Clonidine produces mydriasis in conscious mice by activating central α2-adrenoceptors

Abstract

Intraperitoneal (i.p.) injection of the α 2-adrenoceptor agonist clonidine (1–3000 μg/kg) produed dose-dependent pupil dilatation in conscious C57/B1/6 mice with an ED 50 of 54 μg/kg (95% confidence limits 40–74 μg/kg). This response was rapid in onset and of approximately 30 min duration. The α 2-adrenoceptor antagonists idazoxan (1 or 3 mg/kg i.p.) and yohimbine (1 or 3 mg/kg i.p.) both produced dose-related miosis, but the α 1- and β-adrenoceptor antagonists prazosin (1 or 3 mg/kg i.p.) and pindolol (1 or 3 mg/kg i.p.) were without effect. These doses of idazoxan and yohimbine potently reversed the mydriasis induced by clonidine (100 μg/kg i.p.), while prazosin and pindolol were again ineffective.
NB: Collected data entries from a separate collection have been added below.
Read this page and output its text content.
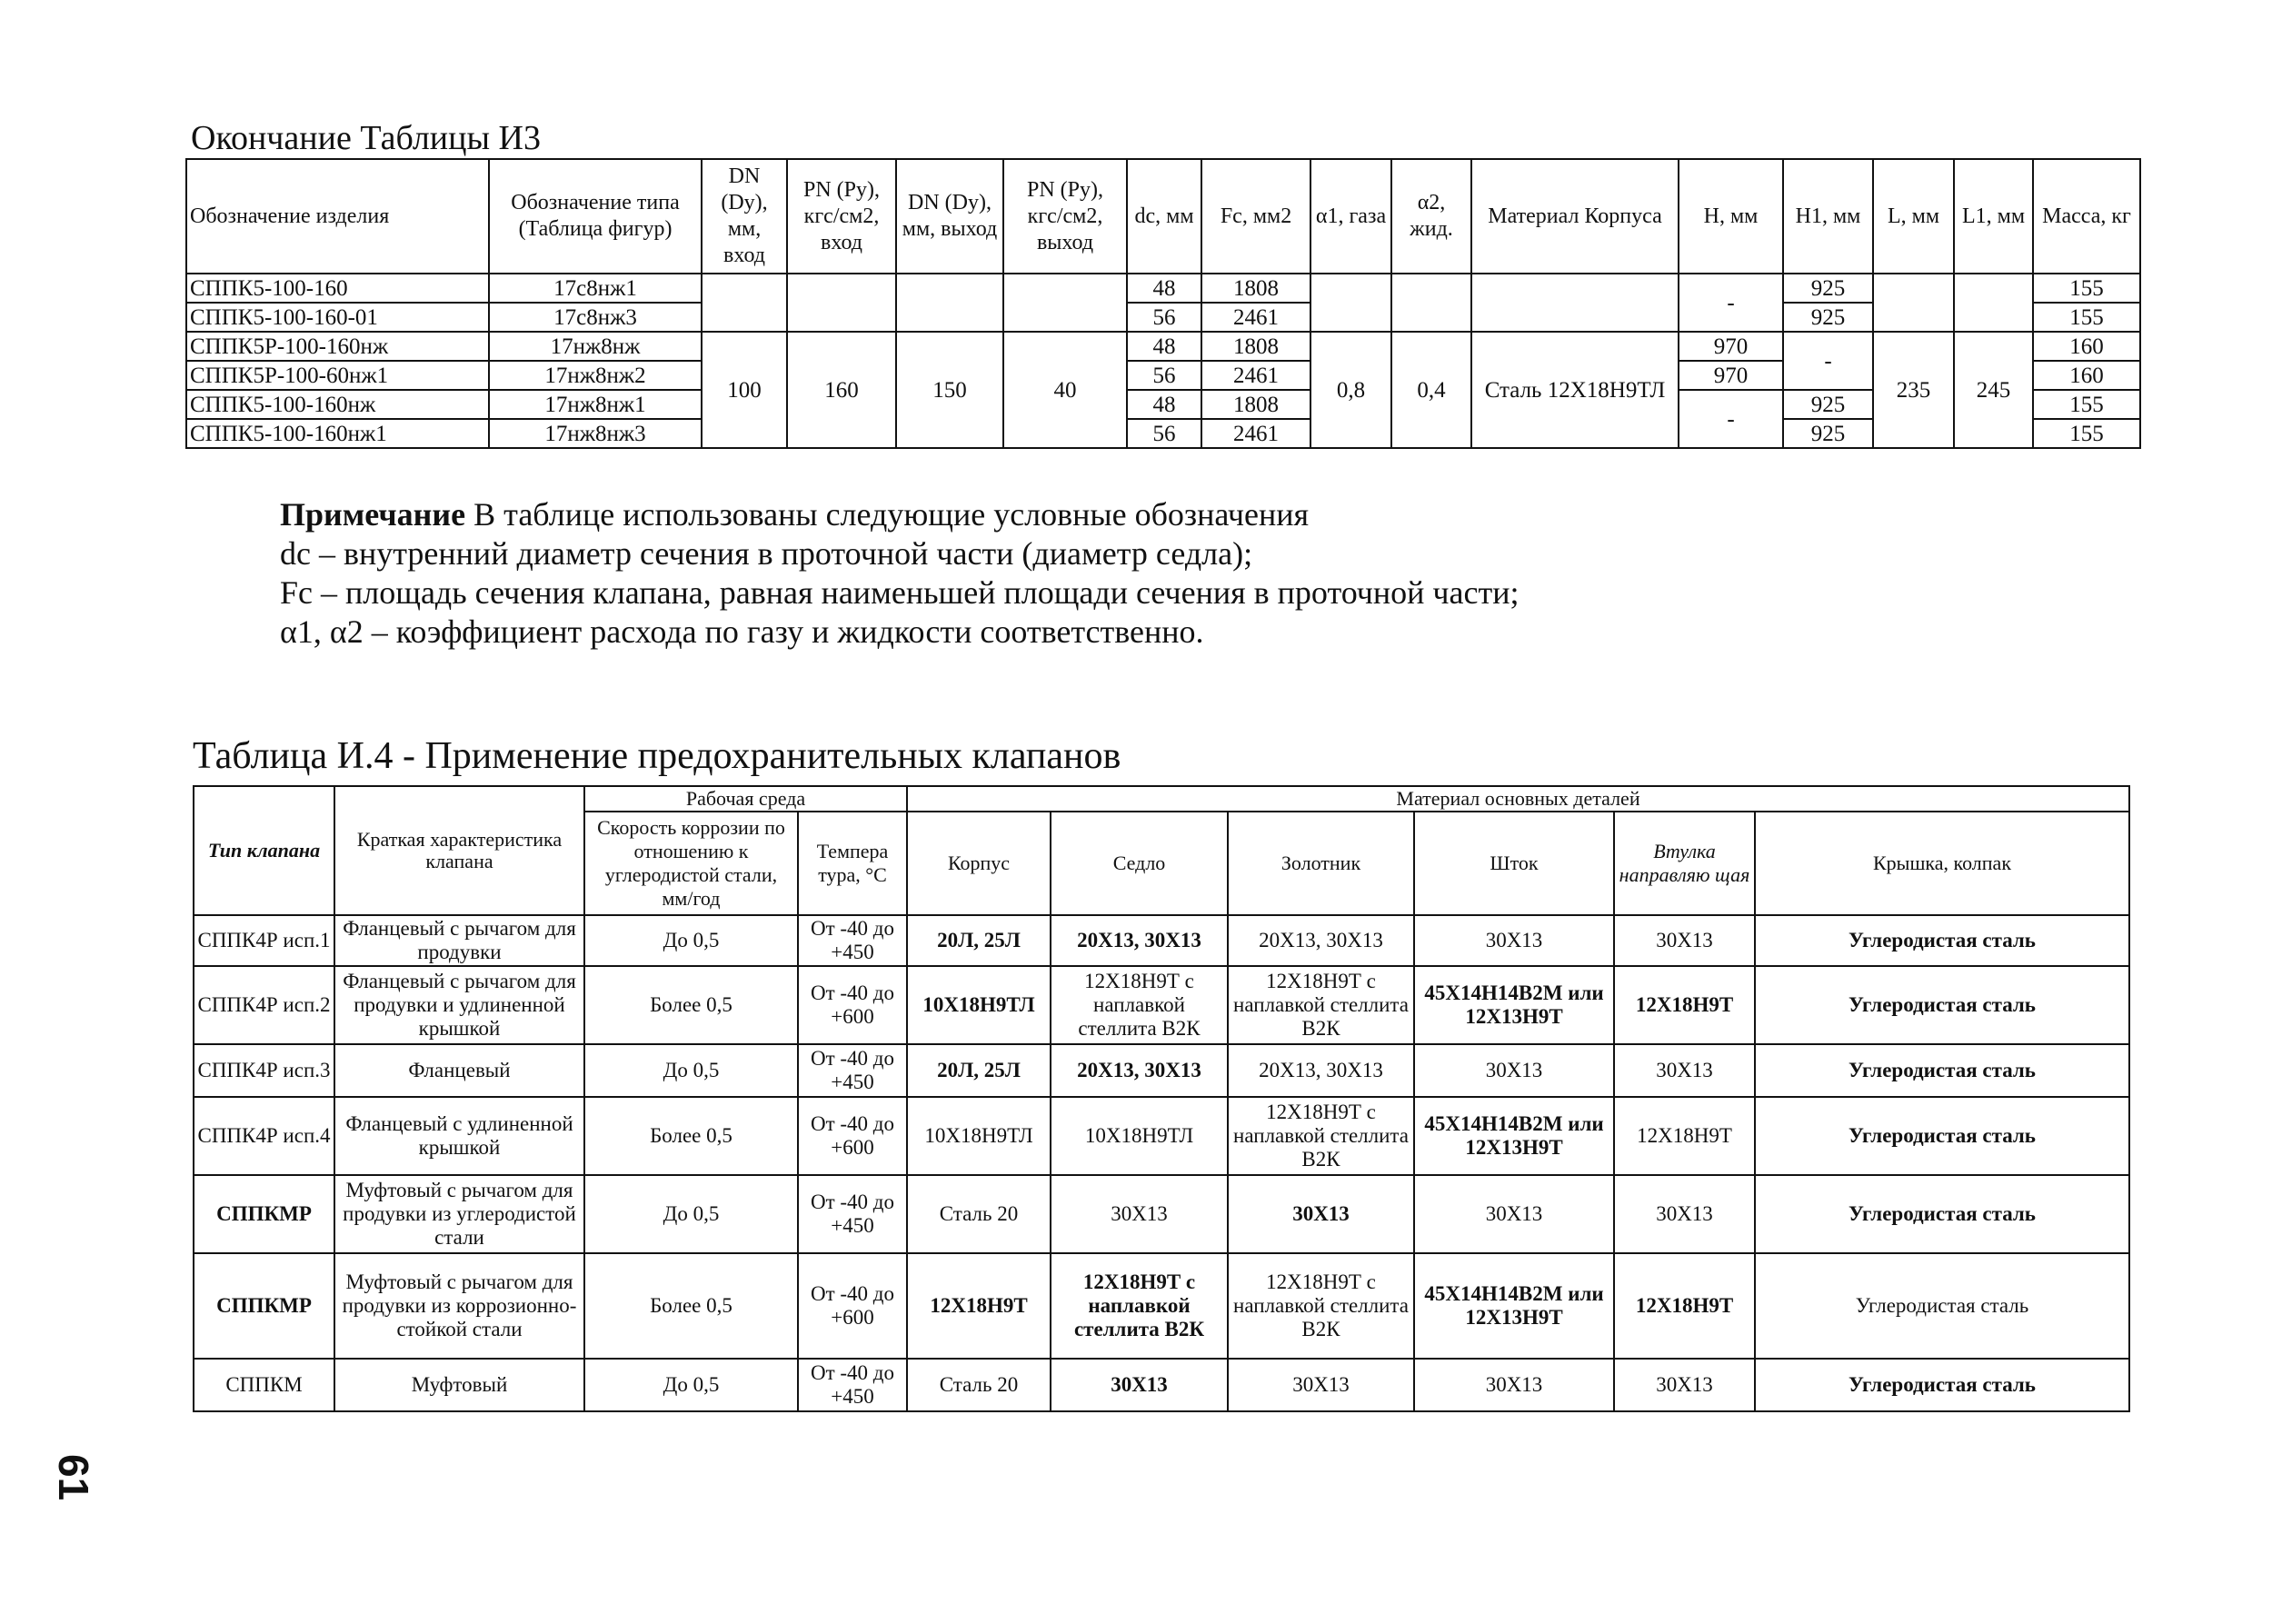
Окончание Таблицы И3
Обозначение изделия	Обозначение типа (Таблица фигур)	DN (Dy), мм, вход	PN (Py), кгс/см2, вход	DN (Dy), мм, выход	PN (Py), кгс/см2, выход	dc, мм	Fc, мм2	α1, газа	α2, жид.	Материал Корпуса	H, мм	H1, мм	L, мм	L1, мм	Масса, кг
СППК5-100-160	17с8нж1					48	1808				-	925			155
СППК5-100-160-01	17с8нж3					56	2461					925			155
СППК5Р-100-160нж	17нж8нж	100	160	150	40	48	1808	0,8	0,4	Сталь 12Х18Н9ТЛ	970	-	235	245	160
СППК5Р-100-60нж1	17нж8нж2					56	2461				970				160
СППК5-100-160нж	17нж8нж1					48	1808				-	925			155
СППК5-100-160нж1	17нж8нж3					56	2461					925			155
Примечание В таблице использованы следующие условные обозначения
dс – внутренний диаметр сечения в проточной части (диаметр седла);
Fс – площадь сечения клапана, равная наименьшей площади сечения в проточной части;
α1, α2 – коэффициент расхода по газу и жидкости соответственно.
Таблица И.4 - Применение предохранительных клапанов
Тип клапана	Краткая характеристика клапана	Рабочая среда		Материал основных деталей					
		Скорость коррозии по отношению к углеродистой стали, мм/год	Темпера тура, °С	Корпус	Седло	Золотник	Шток	Втулка направляю щая	Крышка, колпак
СППК4Р исп.1	Фланцевый с рычагом для продувки	До 0,5	От -40 до +450	20Л, 25Л	20Х13, 30Х13	20Х13, 30Х13	30Х13	30Х13	Углеродистая сталь
СППК4Р исп.2	Фланцевый с рычагом для продувки и удлиненной крышкой	Более 0,5	От -40 до +600	10Х18Н9ТЛ	12Х18Н9Т с наплавкой стеллита В2К	12Х18Н9Т с наплавкой стеллита В2К	45Х14Н14В2М или 12Х13Н9Т	12Х18Н9Т	Углеродистая сталь
СППК4Р исп.3	Фланцевый	До 0,5	От -40 до +450	20Л, 25Л	20Х13, 30Х13	20Х13, 30Х13	30Х13	30Х13	Углеродистая сталь
СППК4Р исп.4	Фланцевый с удлиненной крышкой	Более 0,5	От -40 до +600	10Х18Н9ТЛ	10Х18Н9ТЛ	12Х18Н9Т с наплавкой стеллита В2К	45Х14Н14В2М или 12Х13Н9Т	12Х18Н9Т	Углеродистая сталь
СППКМР	Муфтовый с рычагом для продувки из углеродистой стали	До 0,5	От -40 до +450	Сталь 20	30Х13	30Х13	30Х13	30Х13	Углеродистая сталь
СППКМР	Муфтовый с рычагом для продувки из коррозионно-стойкой стали	Более 0,5	От -40 до +600	12Х18Н9Т	12Х18Н9Т с наплавкой стеллита В2К	12Х18Н9Т с наплавкой стеллита В2К	45Х14Н14В2М или 12Х13Н9Т	12Х18Н9Т	Углеродистая сталь
СППКМ	Муфтовый	До 0,5	От -40 до +450	Сталь 20	30Х13	30Х13	30Х13	30Х13	Углеродистая сталь
61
Clonidine-induced mydriasis was also unaltered by the 5-HT antagonists, methysergide (2.5 mg/kg i.p.) and ketanserin (0.1 mg/kg i.p.) or 0.1 mg/kg i.p. of the dopamine antagonists, haloperidol, SCH 23390 and BRL 34778. A dose of 0.25 μg clonidine, which was ineffective when administered i.p., produced marked mydriasis after intracerebroventricular (i.c.v.) injection. In addition, the mydriasis produced by i.p. injection of clonidine (100 μg/kg) was abolished by i.c.v. dosing of 2.5 μg idazoxan or yohimbine, but again not by prazosin or pindolol. Together, these data provide strong evidence to indicate that clonidine-induced mydriasis is exclusively mediated via central α 2-adrenoceptors and that this response provides a useful model for studying the function of these receptors.